La présente crise pandémique nous révèle les fractures sociales qui caractérisent nos univers collectifs polarisés et la violence qui se répand comme un poison dans l’indifférence générale.

Les notions essentielles que représentent les droits et les libertés monopolisent les débats qui sont nécessaires pour affronter la pandémie tout en préservant les éléments fondateurs du bien commun.

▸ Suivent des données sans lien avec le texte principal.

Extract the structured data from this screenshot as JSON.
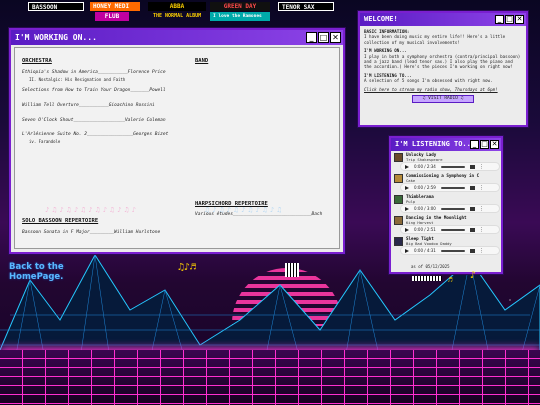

Si on se réfère aux valeurs vitales de solidarité, de réciprocité et d’empathie, il devient de plus en plus évident que les droits et libertés, qu’ils soient individuels ou collectifs sont insuffisants et nuisibles s’ils ne sont pas compensés par les valeurs conséquentes qui les accompagnent. Nos devoirs et nos responsabilités sont en effet indissociables de nos droits et de nos libertés, ils en déterminent les limites et en établissent les effets et les conséquences. Sans ces ingrédients incontournables, nous sommes perdus.

Refuser la vaccination et la protection qu’elle procure n’a rien d’anodin dans le contexte actuel, solliciter les effectifs et les ressources de notre système de santé à bout de souffle révèle l’ampleur de l’irresponsabilité et une absence cruelle d’empathie et de solidarité. Les victimes du délestage et le personnel soignant ne méritent pas cette violence déployée au nom de la prétendue liberté, de la peur et de la désinformation.

En ce qui concerne les coûts sociaux et humains engendrés par la pandémie, c’est l’ensemble de la société qui devra les assumer. L’idée d’une contribution spéciale tombe alors sous le sens, comme les taxes qui accompagnent des produits de consommation nuisibles à la santé des utilisateurs (alcool et cigarettes), qui sont tout à fait légitimes et acceptées socialement. Un moyen efficace de souligner l’importance de nos devoirs et de nos responsabilités sans lesquels notre société ne peut se rétablir ni fonctionner.